In December, Step raised $50 million in funding. The company was not looking for more money, MacDonald said. But investors started calling as soon as the app joined the top-downloaded finance app list shortly after it was released. The money came together in a matter of weeks, he said.
Investors are even clamoring to buy into broken deals. Plaid, which had agreed to sell itself to Visa for $5.6 billion last year, saw the deal unravel in January after facing antitrust scrutiny. Now the fast-growing company is in talks with investors to raise funding at a valuation near $15 billion, said two people with knowledge of the company who spoke on the condition they not be identified because the discussions are confidential. The Information earlier reported Plaid’s funding talks.
Sheel Mohnot, an investor at Better Tomorrow Ventures, said Plaid’s sale price to Visa was viewed as “so amazing” at the time. But now, with multiple fintech companies approaching $100 billion valuations, it looks low.
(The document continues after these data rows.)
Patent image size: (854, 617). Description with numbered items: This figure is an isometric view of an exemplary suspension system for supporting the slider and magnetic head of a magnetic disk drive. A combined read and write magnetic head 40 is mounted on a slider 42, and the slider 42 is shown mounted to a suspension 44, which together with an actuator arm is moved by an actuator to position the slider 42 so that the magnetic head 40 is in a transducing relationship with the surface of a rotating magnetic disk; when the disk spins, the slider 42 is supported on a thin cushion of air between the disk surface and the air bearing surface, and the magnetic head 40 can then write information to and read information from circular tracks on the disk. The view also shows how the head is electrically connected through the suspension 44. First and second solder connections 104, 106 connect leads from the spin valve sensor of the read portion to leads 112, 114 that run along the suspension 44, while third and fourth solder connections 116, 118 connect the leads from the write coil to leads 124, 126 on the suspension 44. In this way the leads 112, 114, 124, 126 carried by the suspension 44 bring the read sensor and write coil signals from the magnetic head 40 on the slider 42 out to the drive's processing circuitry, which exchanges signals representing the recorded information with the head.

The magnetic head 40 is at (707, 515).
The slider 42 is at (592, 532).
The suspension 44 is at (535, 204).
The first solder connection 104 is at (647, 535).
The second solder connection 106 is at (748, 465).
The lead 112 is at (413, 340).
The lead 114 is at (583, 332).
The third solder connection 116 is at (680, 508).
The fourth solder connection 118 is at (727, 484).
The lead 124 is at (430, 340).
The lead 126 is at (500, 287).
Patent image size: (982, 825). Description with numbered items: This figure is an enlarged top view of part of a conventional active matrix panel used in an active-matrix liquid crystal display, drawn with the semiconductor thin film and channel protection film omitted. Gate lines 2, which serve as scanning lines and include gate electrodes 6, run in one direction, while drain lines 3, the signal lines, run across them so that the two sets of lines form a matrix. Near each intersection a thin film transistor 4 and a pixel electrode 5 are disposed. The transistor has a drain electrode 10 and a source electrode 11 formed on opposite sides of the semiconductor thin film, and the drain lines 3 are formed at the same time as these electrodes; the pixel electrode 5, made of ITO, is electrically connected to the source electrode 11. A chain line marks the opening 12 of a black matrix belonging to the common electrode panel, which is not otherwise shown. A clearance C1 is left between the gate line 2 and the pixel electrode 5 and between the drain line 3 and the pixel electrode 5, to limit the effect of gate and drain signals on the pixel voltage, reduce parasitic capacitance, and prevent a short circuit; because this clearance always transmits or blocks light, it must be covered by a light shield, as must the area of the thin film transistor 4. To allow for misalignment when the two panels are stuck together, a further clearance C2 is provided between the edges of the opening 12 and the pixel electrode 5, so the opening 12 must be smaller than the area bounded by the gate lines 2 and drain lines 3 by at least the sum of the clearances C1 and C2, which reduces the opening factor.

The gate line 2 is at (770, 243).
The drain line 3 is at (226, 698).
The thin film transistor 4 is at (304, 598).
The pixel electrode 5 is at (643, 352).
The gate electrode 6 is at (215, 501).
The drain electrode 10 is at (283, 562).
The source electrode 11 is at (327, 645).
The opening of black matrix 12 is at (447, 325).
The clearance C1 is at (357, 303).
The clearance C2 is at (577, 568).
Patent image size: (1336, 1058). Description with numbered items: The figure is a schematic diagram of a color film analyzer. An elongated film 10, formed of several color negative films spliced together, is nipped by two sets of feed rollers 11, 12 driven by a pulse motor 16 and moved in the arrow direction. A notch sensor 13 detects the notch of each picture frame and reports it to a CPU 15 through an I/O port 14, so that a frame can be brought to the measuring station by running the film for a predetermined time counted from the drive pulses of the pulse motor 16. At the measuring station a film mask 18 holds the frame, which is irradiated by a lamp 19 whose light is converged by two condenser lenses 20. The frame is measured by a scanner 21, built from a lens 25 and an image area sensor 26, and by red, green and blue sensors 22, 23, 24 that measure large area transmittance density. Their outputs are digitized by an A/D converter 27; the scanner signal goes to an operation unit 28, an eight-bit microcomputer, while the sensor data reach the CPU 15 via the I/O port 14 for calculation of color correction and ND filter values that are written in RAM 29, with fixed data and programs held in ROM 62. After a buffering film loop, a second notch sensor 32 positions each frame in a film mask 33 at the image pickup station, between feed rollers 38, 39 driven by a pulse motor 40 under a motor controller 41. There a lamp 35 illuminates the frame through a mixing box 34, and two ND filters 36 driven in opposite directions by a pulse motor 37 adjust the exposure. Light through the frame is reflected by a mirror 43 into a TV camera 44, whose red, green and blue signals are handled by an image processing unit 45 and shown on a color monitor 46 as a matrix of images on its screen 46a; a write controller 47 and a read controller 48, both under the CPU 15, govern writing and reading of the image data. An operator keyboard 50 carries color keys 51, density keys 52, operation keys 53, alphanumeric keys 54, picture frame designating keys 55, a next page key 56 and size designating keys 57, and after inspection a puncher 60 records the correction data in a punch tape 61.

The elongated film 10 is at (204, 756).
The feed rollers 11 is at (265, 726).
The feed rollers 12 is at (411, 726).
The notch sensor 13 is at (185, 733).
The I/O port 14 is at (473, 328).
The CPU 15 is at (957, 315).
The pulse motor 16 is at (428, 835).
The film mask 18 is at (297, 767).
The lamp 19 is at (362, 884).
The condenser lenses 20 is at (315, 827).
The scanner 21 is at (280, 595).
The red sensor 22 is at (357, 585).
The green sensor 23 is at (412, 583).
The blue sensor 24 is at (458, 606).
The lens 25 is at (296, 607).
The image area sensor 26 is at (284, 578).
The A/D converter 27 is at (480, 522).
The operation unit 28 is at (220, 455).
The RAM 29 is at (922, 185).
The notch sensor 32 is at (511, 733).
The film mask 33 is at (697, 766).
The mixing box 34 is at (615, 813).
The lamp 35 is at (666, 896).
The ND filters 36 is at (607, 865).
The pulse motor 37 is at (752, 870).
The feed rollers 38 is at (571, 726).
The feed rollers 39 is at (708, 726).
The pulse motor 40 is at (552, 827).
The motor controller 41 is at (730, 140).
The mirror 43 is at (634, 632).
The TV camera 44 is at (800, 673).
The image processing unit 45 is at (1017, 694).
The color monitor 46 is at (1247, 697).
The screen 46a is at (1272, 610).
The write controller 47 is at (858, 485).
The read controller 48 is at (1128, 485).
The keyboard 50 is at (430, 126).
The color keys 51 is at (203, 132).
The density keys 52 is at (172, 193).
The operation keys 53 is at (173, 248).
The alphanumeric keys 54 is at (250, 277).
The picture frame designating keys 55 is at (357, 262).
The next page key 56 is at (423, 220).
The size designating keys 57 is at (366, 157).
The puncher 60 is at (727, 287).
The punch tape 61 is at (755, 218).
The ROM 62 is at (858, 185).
Some caution that the excitement has gotten far ahead of reality.
Robert Le, an analyst at PitchBook, pointed to the valuation of Affirm, which has a market capitalization of $20 billion, or roughly 40 times its annual revenue. That is significantly higher than the value that investors typically assign to blue-chip financial services companies. American Express, for example, trades at just three times its annual revenue.
“I think it’s a little irrational,” Le said. “Over the long haul, some of these companies will have to come down.”
Some of the startups have already hit growing pains. Chime, a banking startup, had a series of outages in 2019, leaving millions of customers with no access to their money for hours. Some Coinbase customers have said they were locked out of their accounts or experienced thefts of their money. And Robinhood faces nearly 50 lawsuits and multiple regulatory investigations after it halted trading for some stocks during a frenzy in “meme” stocks in January.
Leigh Drogen, chief executive of Estimize, an investment data startup, said the hiccups, high valuations and irrational behaviors have not canceled out all the progress in fintech.
“There are a lot of very, very real things, and then there’s some insanity,” he said. “That happens in every boom.”